Sources at the Treasury told the Business Daily that the new rules are targeting curbing price undercutting and safeguarding the quality of goods and services.

“Framework agreements are mainly focused on achieving cost savings but may also result in some form of price erosion or undercutting, where suppliers are forced to lower their prices to win contracts. This can be damaging because it has consequences on their profitability and would by extension reflect on the quality of product and services” a source said.
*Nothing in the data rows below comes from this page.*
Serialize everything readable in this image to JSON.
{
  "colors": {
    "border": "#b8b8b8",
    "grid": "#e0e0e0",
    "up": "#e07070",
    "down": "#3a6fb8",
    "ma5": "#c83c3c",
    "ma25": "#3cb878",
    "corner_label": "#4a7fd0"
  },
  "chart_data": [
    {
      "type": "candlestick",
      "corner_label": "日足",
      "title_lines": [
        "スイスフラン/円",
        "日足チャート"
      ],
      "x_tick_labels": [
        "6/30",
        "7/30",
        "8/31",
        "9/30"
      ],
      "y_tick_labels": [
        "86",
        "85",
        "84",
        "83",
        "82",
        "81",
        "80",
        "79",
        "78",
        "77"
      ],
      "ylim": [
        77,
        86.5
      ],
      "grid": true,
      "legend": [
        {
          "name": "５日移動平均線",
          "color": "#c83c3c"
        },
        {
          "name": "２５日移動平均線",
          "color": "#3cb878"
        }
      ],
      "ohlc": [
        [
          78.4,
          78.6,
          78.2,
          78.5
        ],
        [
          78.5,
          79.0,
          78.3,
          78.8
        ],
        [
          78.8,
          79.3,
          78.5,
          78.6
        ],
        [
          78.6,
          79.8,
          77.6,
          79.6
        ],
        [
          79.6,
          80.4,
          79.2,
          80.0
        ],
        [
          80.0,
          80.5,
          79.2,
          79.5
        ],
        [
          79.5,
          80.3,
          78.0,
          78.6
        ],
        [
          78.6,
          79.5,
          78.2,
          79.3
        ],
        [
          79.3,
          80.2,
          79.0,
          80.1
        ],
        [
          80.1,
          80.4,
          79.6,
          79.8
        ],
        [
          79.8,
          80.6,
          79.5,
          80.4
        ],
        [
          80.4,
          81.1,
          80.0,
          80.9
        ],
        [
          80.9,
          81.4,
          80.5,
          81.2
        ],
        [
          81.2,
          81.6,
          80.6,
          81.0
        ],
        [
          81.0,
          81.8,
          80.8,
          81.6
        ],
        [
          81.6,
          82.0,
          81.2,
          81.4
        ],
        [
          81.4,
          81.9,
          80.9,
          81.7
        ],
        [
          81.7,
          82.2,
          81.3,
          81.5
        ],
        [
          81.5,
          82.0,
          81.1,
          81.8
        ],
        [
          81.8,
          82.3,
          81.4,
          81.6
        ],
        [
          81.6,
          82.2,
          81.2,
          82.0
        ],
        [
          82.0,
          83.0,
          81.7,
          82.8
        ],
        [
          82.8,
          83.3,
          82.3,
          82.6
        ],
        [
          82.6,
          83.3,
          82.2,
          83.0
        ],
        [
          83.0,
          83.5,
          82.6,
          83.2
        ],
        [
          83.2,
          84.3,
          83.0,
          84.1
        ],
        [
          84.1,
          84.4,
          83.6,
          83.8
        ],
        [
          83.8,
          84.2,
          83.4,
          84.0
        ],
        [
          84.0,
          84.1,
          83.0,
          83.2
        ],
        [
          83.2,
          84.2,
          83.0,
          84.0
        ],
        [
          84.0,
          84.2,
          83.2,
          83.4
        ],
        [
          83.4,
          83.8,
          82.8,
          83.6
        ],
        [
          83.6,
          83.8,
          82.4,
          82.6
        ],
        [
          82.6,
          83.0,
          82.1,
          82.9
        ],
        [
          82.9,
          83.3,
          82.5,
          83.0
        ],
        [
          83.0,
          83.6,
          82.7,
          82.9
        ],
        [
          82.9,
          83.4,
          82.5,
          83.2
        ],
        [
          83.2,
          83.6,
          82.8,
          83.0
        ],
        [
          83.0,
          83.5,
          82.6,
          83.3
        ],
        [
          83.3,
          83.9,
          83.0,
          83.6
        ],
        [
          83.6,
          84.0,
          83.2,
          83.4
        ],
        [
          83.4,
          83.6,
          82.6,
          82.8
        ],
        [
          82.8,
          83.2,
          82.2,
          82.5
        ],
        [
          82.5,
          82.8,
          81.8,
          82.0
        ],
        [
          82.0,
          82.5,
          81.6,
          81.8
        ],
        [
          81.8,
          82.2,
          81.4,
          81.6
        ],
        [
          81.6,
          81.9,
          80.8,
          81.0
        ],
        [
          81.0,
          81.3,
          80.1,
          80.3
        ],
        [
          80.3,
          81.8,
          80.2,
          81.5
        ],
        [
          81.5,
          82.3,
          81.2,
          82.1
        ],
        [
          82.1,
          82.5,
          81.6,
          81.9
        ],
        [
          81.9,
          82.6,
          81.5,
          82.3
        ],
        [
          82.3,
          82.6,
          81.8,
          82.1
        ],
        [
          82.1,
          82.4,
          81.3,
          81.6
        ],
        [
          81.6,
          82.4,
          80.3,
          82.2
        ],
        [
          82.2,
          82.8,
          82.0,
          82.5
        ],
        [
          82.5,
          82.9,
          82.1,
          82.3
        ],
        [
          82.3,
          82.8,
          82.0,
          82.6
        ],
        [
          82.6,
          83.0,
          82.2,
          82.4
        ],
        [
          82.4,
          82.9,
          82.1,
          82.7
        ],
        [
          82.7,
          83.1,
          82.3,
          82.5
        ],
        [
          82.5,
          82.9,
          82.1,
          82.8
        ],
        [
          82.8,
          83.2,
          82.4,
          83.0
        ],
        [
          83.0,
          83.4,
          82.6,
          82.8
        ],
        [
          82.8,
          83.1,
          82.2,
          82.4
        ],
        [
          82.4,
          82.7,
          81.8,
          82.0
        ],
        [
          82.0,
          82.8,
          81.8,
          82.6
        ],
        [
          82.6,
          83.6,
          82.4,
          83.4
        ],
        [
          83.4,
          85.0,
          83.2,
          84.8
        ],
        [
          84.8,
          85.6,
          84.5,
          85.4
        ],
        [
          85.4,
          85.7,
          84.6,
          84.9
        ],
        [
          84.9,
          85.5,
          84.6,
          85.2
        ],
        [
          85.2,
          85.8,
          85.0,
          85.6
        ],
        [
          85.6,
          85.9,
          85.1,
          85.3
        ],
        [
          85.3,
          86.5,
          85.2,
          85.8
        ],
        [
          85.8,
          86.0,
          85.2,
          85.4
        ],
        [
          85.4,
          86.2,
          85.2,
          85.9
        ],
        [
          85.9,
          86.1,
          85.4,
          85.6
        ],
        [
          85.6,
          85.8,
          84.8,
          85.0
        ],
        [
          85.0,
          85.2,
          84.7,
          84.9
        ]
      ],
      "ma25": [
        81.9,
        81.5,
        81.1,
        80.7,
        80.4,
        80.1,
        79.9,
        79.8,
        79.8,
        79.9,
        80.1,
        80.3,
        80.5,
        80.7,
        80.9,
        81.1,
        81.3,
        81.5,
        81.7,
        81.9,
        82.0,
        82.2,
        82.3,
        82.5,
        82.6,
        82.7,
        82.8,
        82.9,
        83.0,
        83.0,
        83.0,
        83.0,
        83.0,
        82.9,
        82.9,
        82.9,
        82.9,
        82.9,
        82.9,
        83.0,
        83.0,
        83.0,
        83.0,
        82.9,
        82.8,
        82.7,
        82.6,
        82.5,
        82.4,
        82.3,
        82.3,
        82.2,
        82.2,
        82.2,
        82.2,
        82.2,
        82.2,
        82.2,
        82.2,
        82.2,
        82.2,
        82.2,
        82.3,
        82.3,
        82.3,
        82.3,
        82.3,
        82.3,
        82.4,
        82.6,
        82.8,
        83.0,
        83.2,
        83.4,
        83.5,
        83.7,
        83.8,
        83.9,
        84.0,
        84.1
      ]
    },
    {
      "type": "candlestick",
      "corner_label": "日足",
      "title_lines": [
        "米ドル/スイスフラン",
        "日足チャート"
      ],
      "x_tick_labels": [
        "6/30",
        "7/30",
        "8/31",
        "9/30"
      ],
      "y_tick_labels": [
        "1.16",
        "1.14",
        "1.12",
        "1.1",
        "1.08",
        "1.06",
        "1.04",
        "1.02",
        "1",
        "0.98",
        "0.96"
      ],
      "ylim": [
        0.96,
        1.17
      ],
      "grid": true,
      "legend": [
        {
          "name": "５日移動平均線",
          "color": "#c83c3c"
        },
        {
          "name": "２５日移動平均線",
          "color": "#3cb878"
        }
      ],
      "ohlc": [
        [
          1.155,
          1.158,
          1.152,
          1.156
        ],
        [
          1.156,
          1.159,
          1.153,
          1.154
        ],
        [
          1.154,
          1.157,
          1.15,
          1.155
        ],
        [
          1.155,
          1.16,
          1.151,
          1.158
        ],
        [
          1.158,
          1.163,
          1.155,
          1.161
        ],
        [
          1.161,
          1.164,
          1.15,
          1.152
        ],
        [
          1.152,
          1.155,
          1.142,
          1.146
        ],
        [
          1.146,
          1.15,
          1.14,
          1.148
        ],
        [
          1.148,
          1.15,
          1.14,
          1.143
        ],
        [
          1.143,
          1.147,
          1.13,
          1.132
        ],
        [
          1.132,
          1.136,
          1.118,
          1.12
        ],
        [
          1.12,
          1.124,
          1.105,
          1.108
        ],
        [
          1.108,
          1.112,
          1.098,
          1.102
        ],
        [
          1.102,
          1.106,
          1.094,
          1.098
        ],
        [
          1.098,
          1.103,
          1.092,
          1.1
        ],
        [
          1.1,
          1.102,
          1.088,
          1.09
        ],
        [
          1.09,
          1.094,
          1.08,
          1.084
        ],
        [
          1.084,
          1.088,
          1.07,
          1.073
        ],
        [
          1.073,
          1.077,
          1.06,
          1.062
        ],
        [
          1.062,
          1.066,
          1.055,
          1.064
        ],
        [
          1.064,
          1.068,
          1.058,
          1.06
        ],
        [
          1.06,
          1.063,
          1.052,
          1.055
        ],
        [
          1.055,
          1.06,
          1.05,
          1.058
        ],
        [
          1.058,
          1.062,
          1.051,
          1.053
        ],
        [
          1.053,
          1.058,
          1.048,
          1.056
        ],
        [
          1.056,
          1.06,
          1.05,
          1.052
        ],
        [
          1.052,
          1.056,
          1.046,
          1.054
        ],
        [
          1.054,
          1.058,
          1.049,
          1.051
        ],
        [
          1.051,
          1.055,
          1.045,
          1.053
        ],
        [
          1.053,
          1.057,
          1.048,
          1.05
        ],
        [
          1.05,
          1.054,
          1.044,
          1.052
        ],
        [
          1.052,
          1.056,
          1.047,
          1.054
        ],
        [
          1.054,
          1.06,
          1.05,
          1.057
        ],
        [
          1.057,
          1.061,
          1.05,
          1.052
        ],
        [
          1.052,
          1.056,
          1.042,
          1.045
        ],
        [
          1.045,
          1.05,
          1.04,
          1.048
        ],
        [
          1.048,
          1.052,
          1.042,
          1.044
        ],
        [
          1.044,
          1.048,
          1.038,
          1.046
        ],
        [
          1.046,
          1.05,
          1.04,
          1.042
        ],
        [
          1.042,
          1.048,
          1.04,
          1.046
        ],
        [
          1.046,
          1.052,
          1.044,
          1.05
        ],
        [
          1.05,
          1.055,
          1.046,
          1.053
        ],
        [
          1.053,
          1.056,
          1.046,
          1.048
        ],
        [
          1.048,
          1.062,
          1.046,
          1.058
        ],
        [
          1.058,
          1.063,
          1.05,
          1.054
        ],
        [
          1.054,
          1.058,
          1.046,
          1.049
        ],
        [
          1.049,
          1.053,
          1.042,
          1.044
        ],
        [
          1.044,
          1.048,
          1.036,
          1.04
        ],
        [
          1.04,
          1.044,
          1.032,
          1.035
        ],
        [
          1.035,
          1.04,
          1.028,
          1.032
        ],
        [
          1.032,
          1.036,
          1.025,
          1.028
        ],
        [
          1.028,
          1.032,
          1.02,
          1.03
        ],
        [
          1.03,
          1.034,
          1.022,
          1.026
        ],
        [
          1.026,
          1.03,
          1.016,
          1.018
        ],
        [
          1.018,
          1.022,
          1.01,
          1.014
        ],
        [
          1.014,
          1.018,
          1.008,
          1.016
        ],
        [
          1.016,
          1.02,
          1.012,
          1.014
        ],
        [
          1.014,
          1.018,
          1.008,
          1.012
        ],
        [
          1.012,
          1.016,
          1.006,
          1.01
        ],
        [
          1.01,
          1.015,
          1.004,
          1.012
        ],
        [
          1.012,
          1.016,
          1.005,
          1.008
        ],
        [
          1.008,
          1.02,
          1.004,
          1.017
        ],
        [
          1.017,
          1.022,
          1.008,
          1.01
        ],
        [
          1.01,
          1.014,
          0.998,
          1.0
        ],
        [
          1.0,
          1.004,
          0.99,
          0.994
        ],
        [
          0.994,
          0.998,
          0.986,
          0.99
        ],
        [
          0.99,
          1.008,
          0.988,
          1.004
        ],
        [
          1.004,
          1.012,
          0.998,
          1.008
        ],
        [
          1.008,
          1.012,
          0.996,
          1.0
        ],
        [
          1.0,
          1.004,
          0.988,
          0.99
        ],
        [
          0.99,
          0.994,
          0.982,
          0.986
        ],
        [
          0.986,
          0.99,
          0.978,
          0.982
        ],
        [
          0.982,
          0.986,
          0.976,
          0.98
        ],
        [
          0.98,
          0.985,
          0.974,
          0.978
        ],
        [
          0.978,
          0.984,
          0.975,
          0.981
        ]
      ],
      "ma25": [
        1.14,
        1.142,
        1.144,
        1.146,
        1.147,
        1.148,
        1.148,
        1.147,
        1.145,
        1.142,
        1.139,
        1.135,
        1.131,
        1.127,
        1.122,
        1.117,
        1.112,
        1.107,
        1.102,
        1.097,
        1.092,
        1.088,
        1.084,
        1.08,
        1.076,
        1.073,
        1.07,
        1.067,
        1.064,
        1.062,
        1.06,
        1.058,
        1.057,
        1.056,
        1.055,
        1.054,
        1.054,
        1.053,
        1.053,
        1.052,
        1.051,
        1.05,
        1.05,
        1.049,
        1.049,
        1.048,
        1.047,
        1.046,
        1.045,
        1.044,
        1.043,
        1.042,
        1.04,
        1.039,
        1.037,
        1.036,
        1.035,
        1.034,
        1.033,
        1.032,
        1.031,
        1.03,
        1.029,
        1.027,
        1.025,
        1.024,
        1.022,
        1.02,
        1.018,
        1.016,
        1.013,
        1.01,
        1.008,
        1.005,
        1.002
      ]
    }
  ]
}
The new regulations published by the CS further said that accounting officers granting multiple awards under framework contracting would be required to make justification and provide details such as the maximum number of bidders to be considered for multiple awards of goods, works, or services as well as the estimated quantity required during the contract period, the value of the contract and the prevailing circumstances.

“Apportion the contract quantity by allocating 60 percent of the quantity to the best-evaluated bidder, where the award is to be made to two bidders, allocating fifty percent of the quantity to the best-evaluated bidder where the award is to be made to two bidders and there is a tie on price,” said Prof Ndung’u in the regulations.

In the new rules, accounting officers would be required to allocate 40 percent of the contract quantity to the best-evaluated bidder where more than two but less than five bidders are awarded or allocate 30 percent of the quantity to the best-evaluated bidder where five or more bidders are to be awarded the contract and distribute the remaining quantity equal to the rest of the bidders.

“Ensure that a bidder that withdraws his bid or declines to match their price with the best-evaluated bidder shall not forfeit the tender security but shall be disqualified from further consideration,” the rules said.

“Invite an equivalent required number from the responsive bidder who was ranked outside the minimum number to revise their prices accordingly where the number of bidders who accept to revise their prices is less than the number disclosed in the tender document” the rules stated.